Taking a ballet company on an international tour isn’t cheap, and one thing which often ends up on the “nice but not essential” list, is an orchestra. Thankfully, St Petersburg Classic Ballet found the money to bring the Hungarian Sinfonietta Orchestra along with them – and they almost stole the show.
Not for nothing did the orchestra get the loudest applause of the night. Under the firm but gentle leadership of conductor, Igor Shavruk, they delivered Tchaikovsky’s magical and fun Nutcracker score with real flair.
Which is not to say the dancers themselves didn’t deliver the goods. Founded by Marine Medvetskaya in 1996, this relatively young Russian company has no shortage of technically strong performers.
But Glasgow Royal Concert Hall is just that – a concert hall. Meaning the conditions are perfect for an orchestra, less so for a ballet company. Watching narrative dance in a theatre, your gaze falls only on the dancers, with the orchestra heard but not seen in the pit below.
Here, both were in full view – and when an orchestra is this good, you can’t help but steal the odd glance their way.
Medvetskaya has assembled a strong company, performing accessible works for a mainstream audience, without compromising on integrity.

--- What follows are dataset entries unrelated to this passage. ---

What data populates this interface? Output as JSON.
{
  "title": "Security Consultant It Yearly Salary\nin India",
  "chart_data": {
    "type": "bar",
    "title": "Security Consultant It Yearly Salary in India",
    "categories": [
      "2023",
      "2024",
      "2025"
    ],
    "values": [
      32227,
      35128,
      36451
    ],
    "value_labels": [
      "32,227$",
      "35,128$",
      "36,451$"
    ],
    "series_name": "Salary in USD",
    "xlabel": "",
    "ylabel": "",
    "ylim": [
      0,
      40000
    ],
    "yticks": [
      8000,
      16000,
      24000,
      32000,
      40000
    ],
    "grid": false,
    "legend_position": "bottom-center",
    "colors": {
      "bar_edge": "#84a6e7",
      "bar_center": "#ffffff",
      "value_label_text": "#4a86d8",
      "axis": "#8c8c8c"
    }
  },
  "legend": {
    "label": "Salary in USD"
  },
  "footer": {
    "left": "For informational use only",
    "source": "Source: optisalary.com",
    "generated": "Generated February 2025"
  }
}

On this, the company’s first UK tour, St Petersburg is delivering not just The Nutcracker, but Swan Lake and Giselle – crowd-pleasers all.
Inevitably, with such a large cast (more than 30 dancers plus orchestra) something had to be left back at base – in this case, a change of set. A large tree and festive decorations give Act One a suitably Christmassy feel – but there is no transformation when we enter the Kingdom of Sweets in Act Two.
What they clearly did find room for is costumes, and lots of them, each one more beautiful than the last. From the guests at the Christmas party through to the Sugar Plum Fairy, everyone looks gorgeous. Long silk gowns, frock coats and stiff white tutus make this Nutcracker as traditional as they come, while the large radio controlled mouse wheeling around the stage produced more than a few chuckles.
But of course when it comes to Russian ballet, what we’re really hoping for is the kind of dancing the country’s world-renowned training produces – which we largely get. Natalia Romanova is enchanting in the lead role of Clara, gently maturing from teenage girl to young woman. The corps de ballet is, as you might expect, almost regimented in its delivery.
The decision to add four male dancers to the Act Two pas de deux, thus reducing the Prince to something of a spare part in places, is questionable. And at times, you wish the whole company would just throw off its cloak of tradition and show some personality.
Sometimes, however, and especially at Christmas, a beautiful ballet-by-numbers is just what the audience is after.